臺灣博碩士論文加值系統

國內以往有關大客車跟車行為模式之模擬分析，不論是刺激-反應方程式或心理-物理行為門檻模式，大多以大客車跟隨前方一輛小型車為實驗場景，然而由於大客車駕駛者駕駛座比一般小客車駕駛座高，大客車駕駛者的視線角度也與小客車駕駛者有所不同，因此當大客車前方有兩輛以上的小型車行駛時，大客車跟車時所能見到的前方車輛數即有可能包括兩輛小型車，因此在駕駛模擬的實驗場景中，有必要在大客車駕駛者所跟隨的車輛前方加入一輛小型車，使駕駛者前方共有兩輛小型車，而形成一個三車互動反應的跟車模擬實驗場景。本研究利用中華大學大客車駕駛模擬器進行實驗，實驗場景為三車道雙向的高速公路平直路段，駕駛車兩側車道服務水準為B 級車流，在大客車駕駛者進行實驗過程中，有兩輛小型車在大客車駕駛車輛前方，當第一輛小型車進行加減速或緊急煞車動作時，第二輛小型車將於反應時間1.5 秒後，也跟著進行相關的反應動作，藉以觀測大客車駕駛行為反應。實驗進行前告知大客車駕駛者進行跟車，不可變換車道。前方兩輛小型車會產出四種不同事件，且事件發生為隨機出現，促使駕駛者據以踩油門或煞車以達到加、減速動作，並針對大客車駕駛者反應行為進行資料蒐集與分析，以建立大客車駕駛者刺激-反應模式。 本研究擷取駕駛者進行實驗的資料，建立四種不同的刺激-反應模式，分別為以速差為基礎的刺激-反應模式、以第五代GM 模式為基礎的刺激-反應模式、整合第五代GM 模式與速差基礎的刺激-反應模式與整合第五代GM 模式與車間距離基礎的刺激-反應模式。

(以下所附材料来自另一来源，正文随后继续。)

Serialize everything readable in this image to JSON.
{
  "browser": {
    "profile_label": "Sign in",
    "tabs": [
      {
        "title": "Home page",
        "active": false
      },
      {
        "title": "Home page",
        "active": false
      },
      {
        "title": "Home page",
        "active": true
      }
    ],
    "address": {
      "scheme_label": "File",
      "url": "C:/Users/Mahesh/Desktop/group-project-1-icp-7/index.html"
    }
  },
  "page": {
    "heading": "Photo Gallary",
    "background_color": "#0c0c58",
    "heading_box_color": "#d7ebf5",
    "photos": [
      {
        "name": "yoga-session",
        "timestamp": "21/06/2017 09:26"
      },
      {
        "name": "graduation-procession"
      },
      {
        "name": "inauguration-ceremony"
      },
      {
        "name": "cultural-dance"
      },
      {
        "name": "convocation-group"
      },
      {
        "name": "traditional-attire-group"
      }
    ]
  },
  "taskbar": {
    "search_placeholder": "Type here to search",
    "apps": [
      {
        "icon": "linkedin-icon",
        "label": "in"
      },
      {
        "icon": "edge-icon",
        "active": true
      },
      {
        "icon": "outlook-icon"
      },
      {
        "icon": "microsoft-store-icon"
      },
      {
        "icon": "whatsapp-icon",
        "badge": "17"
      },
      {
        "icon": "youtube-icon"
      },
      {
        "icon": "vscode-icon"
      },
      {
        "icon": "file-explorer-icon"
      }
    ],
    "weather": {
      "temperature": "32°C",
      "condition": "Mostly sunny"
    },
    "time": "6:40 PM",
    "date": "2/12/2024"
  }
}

在進行敏感度參數校正的過程中，發現以速差為基 礎的刺激-反應模式與以第五代GM模式為基礎的刺激-反應模式所使用的參數過於簡化，無法利用模式描述車輛的變化狀況，因此在進行累積位移量比較的部份，就將這兩個刺激-反應模式刪除，只針對整合第五代GM 模式與速差基礎的刺激-反應模式與整合第五代GM模式與車間距離基礎的刺激-反應模式兩模式與大客車兩車跟車行為模式比較，探討大客車前方車隊數量的變化對大客車跟車行為的影響，作為國內大客車跟車行為模式的發展基礎。並利用大客車累積位移量與實驗數據比較，發現整合第五代GM 模式與速差基礎的刺激-反應模式在時間延遲為0.5 秒的狀況下，代入數值後所得到的累積位移量與實際狀況相差最小，因此在本研究所建立的刺激-反應模式中，以整合第五代GM 模式與速差基礎的刺激-反應模式在時間延遲為0.5 秒下最佳。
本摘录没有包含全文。